Updated approach to warn of unhealthy particulate levels draws fire

Never in my wildest dreams did I ever think a region in updating its air quality alert system would spark criticism, but it has.

According to an article in the Nov. 24, 2012 Los Angeles Times, the Los Angeles region’s South Coast Air Quality Management District on Nov. 24th announced it had issued its “first-ever no-burn alert.” I blogged on this a couple of posts back on Nov. 26th in “L.A. wintertime weather pattern prompts ‘no-burn’ alert and who’s minding your chimney?” As it turns out, that alert seems to have come off without a hitch.

Well, in Utah’s Salt Lake City region, on the other hand, no such luck, apparently.

Salt Lake City, Utah

“Just as the first Red Day of the winter season was announced, state officials Monday unveiled plans to abandon the time-tested, three-color air quality alert system,” Deseret News correspondent John Hollenhorst wrote.

“Green, Yellow and Red Day declarations have guided Utahns through the winter air pollution season for the past two decades.
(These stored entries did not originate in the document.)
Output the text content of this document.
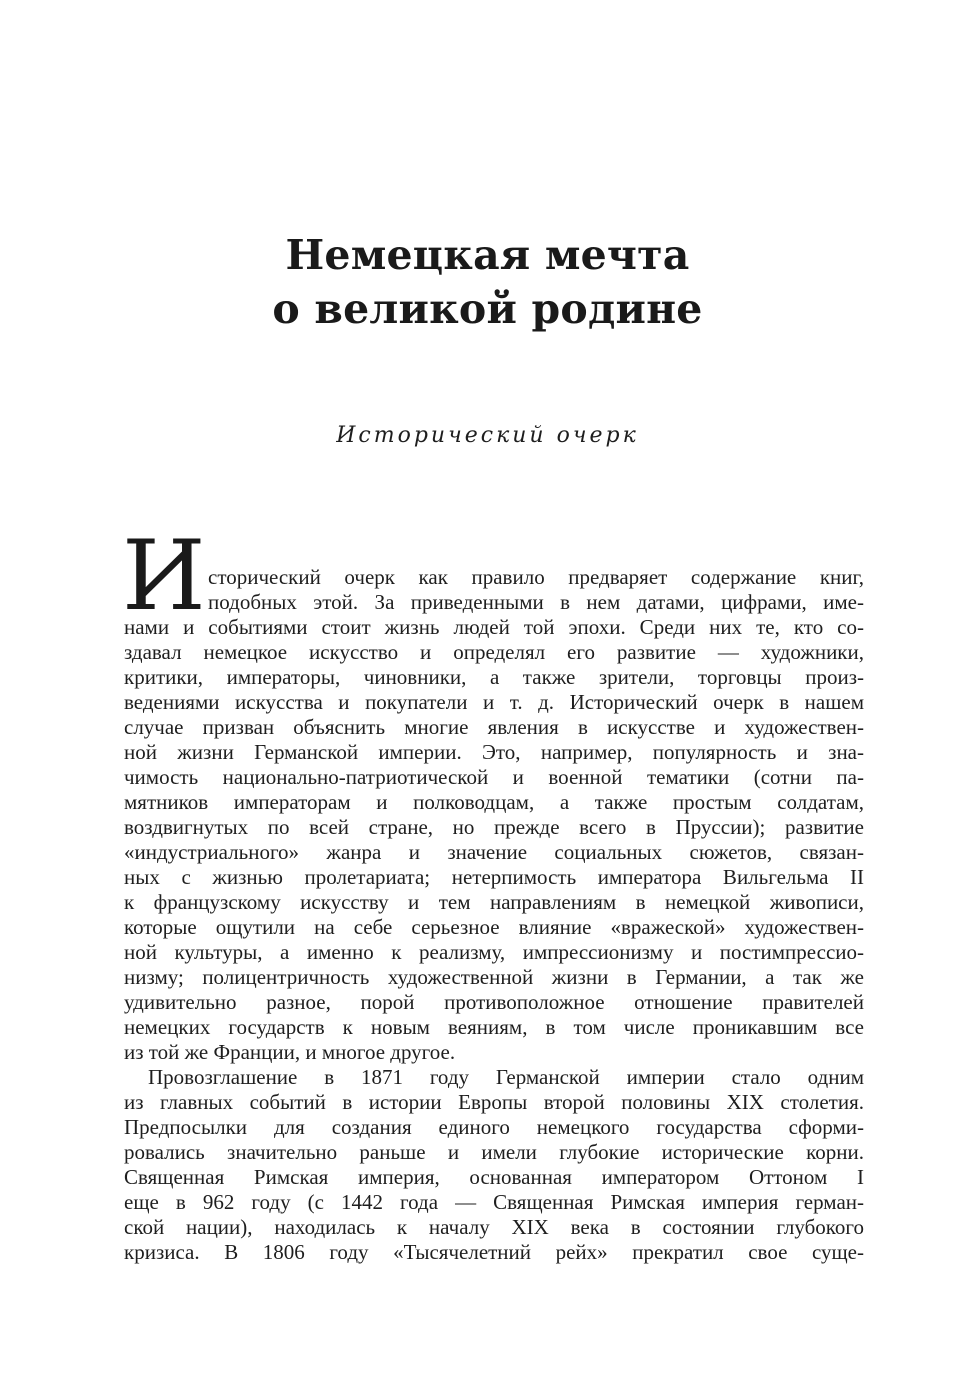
Немецкая мечта
о великой родине

Исторический очерк

И сторический очерк как правило предваряет содержание книг,
подобных этой. За приведенными в нем датами, цифрами, име-
нами и событиями стоит жизнь людей той эпохи. Среди них те, кто со-
здавал немецкое искусство и определял его развитие — художники,
критики, императоры, чиновники, а также зрители, торговцы произ-
ведениями искусства и покупатели и т. д. Исторический очерк в нашем
случае призван объяснить многие явления в искусстве и художествен-
ной жизни Германской империи. Это, например, популярность и зна-
чимость национально-патриотической и военной тематики (сотни па-
мятников императорам и полководцам, а также простым солдатам,
воздвигнутых по всей стране, но прежде всего в Пруссии); развитие
«индустриального» жанра и значение социальных сюжетов, связан-
ных с жизнью пролетариата; нетерпимость императора Вильгельма II
к французскому искусству и тем направлениям в немецкой живописи,
которые ощутили на себе серьезное влияние «вражеской» художествен-
ной культуры, а именно к реализму, импрессионизму и постимпрессио-
низму; полицентричность художественной жизни в Германии, а так же
удивительно разное, порой противоположное отношение правителей
немецких государств к новым веяниям, в том числе проникавшим все
из той же Франции, и многое другое.
Провозглашение в 1871 году Германской империи стало одним
из главных событий в истории Европы второй половины XIX столетия.
Предпосылки для создания единого немецкого государства сформи-
ровались значительно раньше и имели глубокие исторические корни.
Священная Римская империя, основанная императором Оттоном I
еще в 962 году (с 1442 года — Священная Римская империя герман-
ской нации), находилась к началу XIX века в состоянии глубокого
кризиса. В 1806 году «Тысячелетний рейх» прекратил свое суще-
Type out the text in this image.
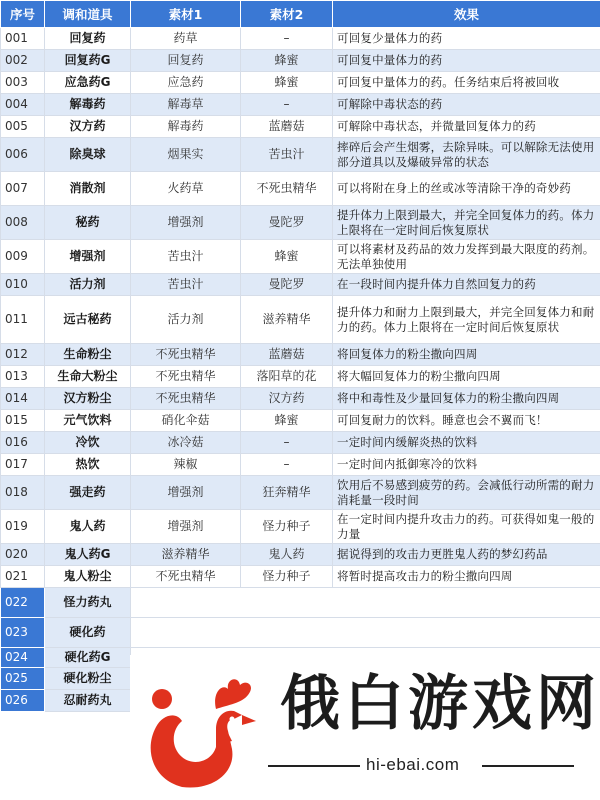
序号	调和道具	素材1	素材2	效果
001	回复药	药草	–	可回复少量体力的药
002	回复药G	回复药	蜂蜜	可回复中量体力的药
003	应急药G	应急药	蜂蜜	可回复中量体力的药。任务结束后将被回收
004	解毒药	解毒草	–	可解除中毒状态的药
005	汉方药	解毒药	蓝蘑菇	可解除中毒状态，并微量回复体力的药
006	除臭球	烟果实	苦虫汁	摔碎后会产生烟雾，去除异味。可以解除无法使用部分道具以及爆破异常的状态
007	消散剂	火药草	不死虫精华	可以将附在身上的丝或冰等清除干净的奇妙药
008	秘药	增强剂	曼陀罗	提升体力上限到最大，并完全回复体力的药。体力上限将在一定时间后恢复原状
009	增强剂	苦虫汁	蜂蜜	可以将素材及药品的效力发挥到最大限度的药剂。无法单独使用
010	活力剂	苦虫汁	曼陀罗	在一段时间内提升体力自然回复力的药
011	远古秘药	活力剂	滋养精华	提升体力和耐力上限到最大，并完全回复体力和耐力的药。体力上限将在一定时间后恢复原状
012	生命粉尘	不死虫精华	蓝蘑菇	将回复体力的粉尘撒向四周
013	生命大粉尘	不死虫精华	落阳草的花	将大幅回复体力的粉尘撒向四周
014	汉方粉尘	不死虫精华	汉方药	将中和毒性及少量回复体力的粉尘撒向四周
015	元气饮料	硝化伞菇	蜂蜜	可回复耐力的饮料。睡意也会不翼而飞！
016	冷饮	冰冷菇	–	一定时间内缓解炎热的饮料
017	热饮	辣椒	–	一定时间内抵御寒冷的饮料
018	强走药	增强剂	狂奔精华	饮用后不易感到疲劳的药。会减低行动所需的耐力消耗量一段时间
019	鬼人药	增强剂	怪力种子	在一定时间内提升攻击力的药。可获得如鬼一般的力量
020	鬼人药G	滋养精华	鬼人药	据说得到的攻击力更胜鬼人药的梦幻药品
021	鬼人粉尘	不死虫精华	怪力种子	将暂时提高攻击力的粉尘撒向四周
022	怪力药丸			
023	硬化药			
024	硬化药G			
025	硬化粉尘			
026	忍耐药丸				俄白游戏网
hi-ebai.com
Beginning in January, the state will move to a six-color system that attempts to more precisely delineate the health risks at each level of pollution.”

But not everyone is so sure.

Dr. Brian Moench, president of Utah Physicians for a Healthy Environment, countered that the alert system updating is both misleading and confusing, according to Hollenhorst.

“Moench said he believes the new system will send an inappropriate signal that people of ordinary health shouldn’t worry about moderate pollution levels.”

In citing Moench directly, Hollenhorst wrote: “‘The medical science is rock solid and has been over the last several years that air pollution actually harms everyone’s health, no matter how healthy they are,’ he said.”

But state officials feel, apparently, that all will benefit health-wise when the new system’s in place.

“Residents will be informed that they need to cut back on driving and burning at an earlier stage of an inversion, before the pollution gets too thick,” the Deseret News columnist noted.

The new air quality scale adds Orange, Violet and Brown to the existing and decades-old three-color air “pollution-alert days by particle concentration” scale.

As for the new scale, I’m at a loss in terms of making total heads or tails of it. I’m not at all clear how the Moderate (Yellow) and Unhealthy for Sensitive Groups (Orange) categories correspond with the numbers posted below those categories, with or without the placement of the vertical dotted line through the Moderate section.

The Air Quality Index information on the State of Utah’s Web site, meanwhile, on the page with the heading Choose Clean Air, with regard to “What the Numbers Mean” reference, is decisive in my opinion.

For that Air Quality Index, the categories and “ranges” are as follows:

0-50 – Good (Green)

51-100 – Moderate (Yellow)

101-150 – Unhealthy for Sensitive Groups (Orange)

151-200 – Unhealthy (Red)

201-300 – Very Unhealthy (Violet)

301-500 – Hazardous (Burgundy)

Can it get any more definitive than that?